In regards to the Draw package, it starts from an Image interface:

// Image is a finite rectangular grid of color.Color values taken from a color
// model.
type Image interface {
	// ColorModel returns the Image's color model.
	ColorModel() color.Model
	// Bounds returns the domain for which At can return non-zero color.
	// The bounds do not necessarily contain the point (0, 0).
	Bounds() Rectangle
	// At returns the color of the pixel at (x, y).
	// At(Bounds().Min.X, Bounds().Min.Y) returns the upper-left pixel of the grid.
	// At(Bounds().Max.X-1, Bounds().Max.Y-1) returns the lower-right one.
	At(x, y int) color.Color
}

The interface is implemented by many concrete types such as:

// NRGBA is an in-memory image whose At method returns color.NRGBA values.
type NRGBA struct {
	// Pix holds the image's pixels, in R, G, B, A order. The pixel at
	// (x, y) starts at Pix[(y-Rect.Min.Y)*Stride + (x-Rect.Min.X)*4].
	Pix []uint8
	// Stride is the Pix stride (in bytes) between vertically adjacent pixels.
	Stride int
	// Rect is the image's bounds.
	Rect Rectangle
}

func (p *NRGBA) ColorModel() color.Model { return color.NRGBAModel }

func (p *NRGBA) Bounds() Rectangle { return p.Rect }

func (p *NRGBA) At(x, y int) color.Color {
	return p.NRGBAAt(x, y)
}

or

// Paletted is an in-memory image of uint8 indices into a given palette.
type Paletted struct {
	// Pix holds the image's pixels, as palette indices. The pixel at
	// (x, y) starts at Pix[(y-Rect.Min.Y)*Stride + (x-Rect.Min.X)*1].
	Pix []uint8
	// Stride is the Pix stride (in bytes) between vertically adjacent pixels.
	Stride int
	// Rect is the image's bounds.
	Rect Rectangle
	// Palette is the image's palette.
	Palette color.Palette
}

func (p *Paletted) ColorModel() color.Model { return p.Palette }

func (p *Paletted) Bounds() Rectangle { return p.Rect }

func (p *Paletted) At(x, y int) color.Color {
	if len(p.Palette) == 0 {
		return nil
	}
	if !(Point{x, y}.In(p.Rect)) {
		return p.Palette[0]
	}
	i := p.PixOffset(x, y)
	return p.Palette[p.Pix[i]]
}

A gif image is implemented as such:

type GIF struct {
	Image     []*image.Paletted
        //...
}

When drawing using the generic Image interface, a switch type is done to optimize the flow:
https://golang.org/src/image/draw/draw.go?s=2824:2903#L114

But there is always a slow fallback.

@kisielk
Copy link

kisielk commented Feb 15, 2017

@mattetti that's a good find.

Maybe the audio interface could have functions that return / set values for a particular channel, sample pair as either float64 or int. Then the underlying data could be in a more optimized form and functions that need the highest performance can use a type switch and operate on the data directly.

@kisielk
Copy link

kisielk commented Feb 15, 2017

I'm thinking something like:

type Buffer interface {
   Size() Format // returns number of channels and samples, not sure of the naming
   ReadInt(int ch, int sample) int // Maybe read into a passed-in buffer instead?
   ReadFloat(int ch, int sample) float64 // ditto
}

@egonelbre
Copy link

egonelbre commented Feb 15, 2017

From everything I've seen so far, samples are always interleaved (that said I'm sure there are counter examples.

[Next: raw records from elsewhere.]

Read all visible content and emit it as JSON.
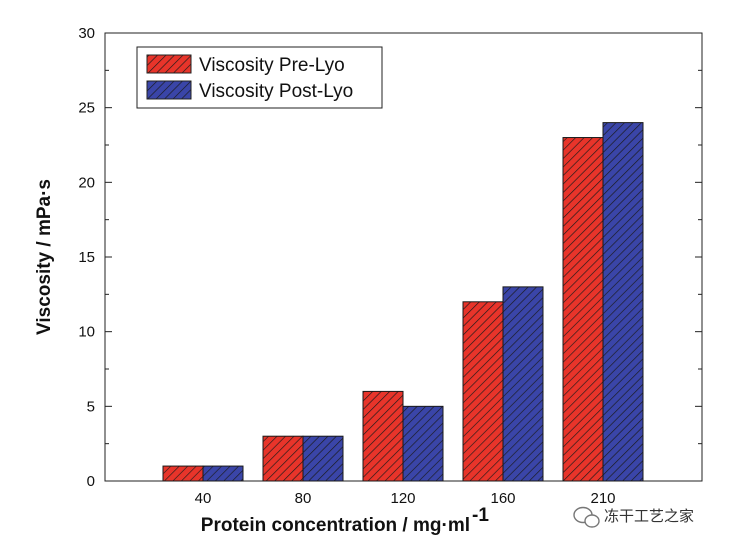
{
  "chart_data": {
    "type": "bar",
    "title": "",
    "xlabel": "Protein concentration / mg·ml",
    "xlabel_superscript": "-1",
    "ylabel": "Viscosity / mPa·s",
    "ylim": [
      0,
      30
    ],
    "yticks": [
      0,
      5,
      10,
      15,
      20,
      25,
      30
    ],
    "categories": [
      "40",
      "80",
      "120",
      "160",
      "210"
    ],
    "series": [
      {
        "name": "Viscosity Pre-Lyo",
        "values": [
          1,
          3,
          6,
          12,
          23
        ],
        "color": "#e8342a"
      },
      {
        "name": "Viscosity Post-Lyo",
        "values": [
          1,
          3,
          5,
          13,
          24
        ],
        "color": "#3a45a8"
      }
    ],
    "legend_position": "top-left",
    "grid": false
  },
  "watermark": {
    "text": "冻干工艺之家",
    "icon": "chat-bubble-icon"
  }
}
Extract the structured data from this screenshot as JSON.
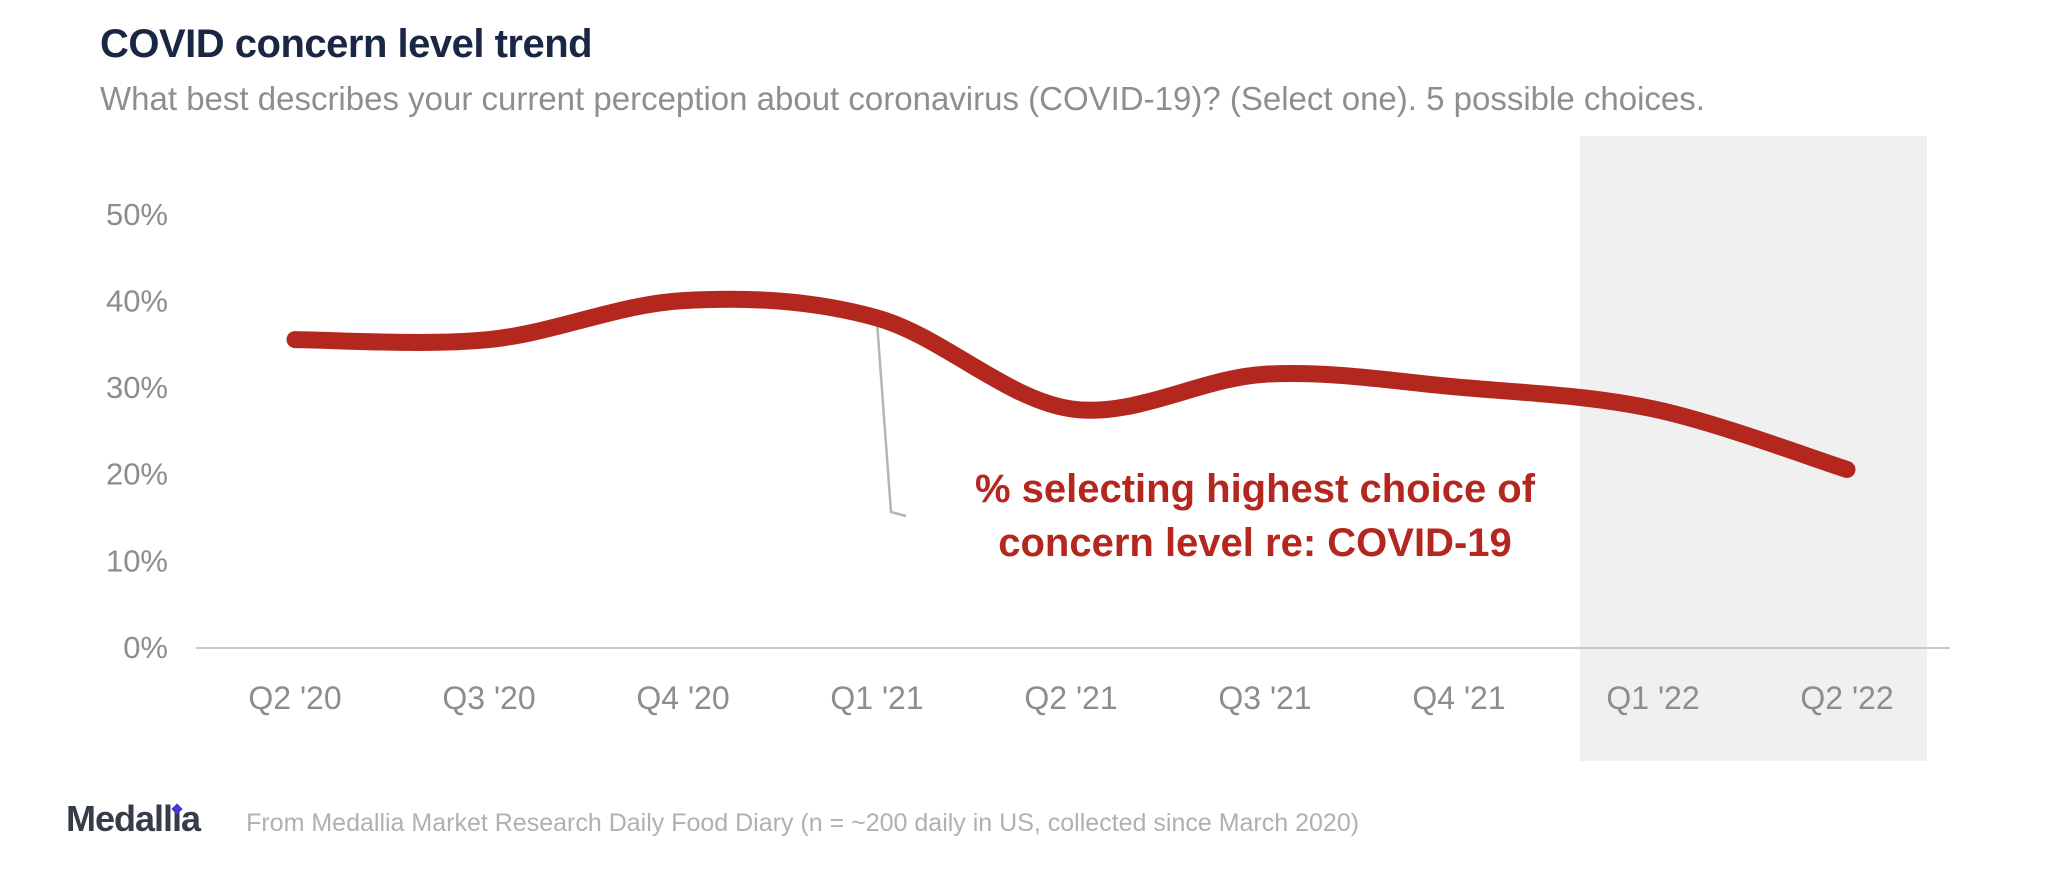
{
  "header": {
    "title": "COVID concern level trend",
    "subtitle": "What best describes your current perception about coronavirus (COVID-19)? (Select one).  5 possible choices."
  },
  "chart_data": {
    "type": "line",
    "title": "COVID concern level trend",
    "categories": [
      "Q2 '20",
      "Q3 '20",
      "Q4 '20",
      "Q1 '21",
      "Q2 '21",
      "Q3 '21",
      "Q4 '21",
      "Q1 '22",
      "Q2 '22"
    ],
    "series": [
      {
        "name": "% selecting highest choice of concern level re: COVID-19",
        "values": [
          35.5,
          35.5,
          40,
          38,
          27.5,
          31.5,
          30,
          27.5,
          20.5
        ],
        "color": "#b3271e"
      }
    ],
    "unit": "%",
    "xlabel": "",
    "ylabel": "",
    "ylim": [
      0,
      55
    ],
    "yticks": [
      0,
      10,
      20,
      30,
      40,
      50
    ],
    "grid": false,
    "legend": "none",
    "annotation": {
      "line1": "% selecting highest choice of",
      "line2": "concern level re: COVID-19",
      "attach_category": "Q1 '21",
      "color": "#b3271e"
    },
    "highlight_band": {
      "from": "Q1 '22",
      "to": "Q2 '22",
      "color": "#f0f0f0"
    }
  },
  "footer": {
    "brand": "Medallia",
    "logo_parts": [
      "Medall",
      "ı",
      "a"
    ],
    "note": "From Medallia Market Research Daily Food Diary (n = ~200 daily in US, collected since March 2020)"
  },
  "colors": {
    "title_navy": "#1a2744",
    "subtitle_gray": "#8e8e8e",
    "axis_gray": "#8d8d8d",
    "line_red": "#b3271e",
    "band_gray": "#f0f0f0",
    "axis_line_gray": "#c9c9c9",
    "leader_gray": "#b5b5b5",
    "logo_dark": "#363d49",
    "logo_dot_blue": "#4438d8"
  }
}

There seem to be two uses:

  1. reading & writing... buffer usually interleaved. e.g. most audio formats and devices.
  2. processing... buffer usually split. e.g. VST, AU (V2), WebAudio, AAX, RTAS, JUCE

With callbacks and call per sample, the overhead is an issue; if it could be inlined and better optimized, it would make some things much nicer.

For the 1. case, you don't always have random access or it is expensive for compressed streams. So building a buffer with random sample based access doesn't make sense... I don't think random access is necessary there, you want to read a chunk or write a chunk of samples. Interleaved when you want to immediately output or basic processing. Deinterleaved for more complicated things.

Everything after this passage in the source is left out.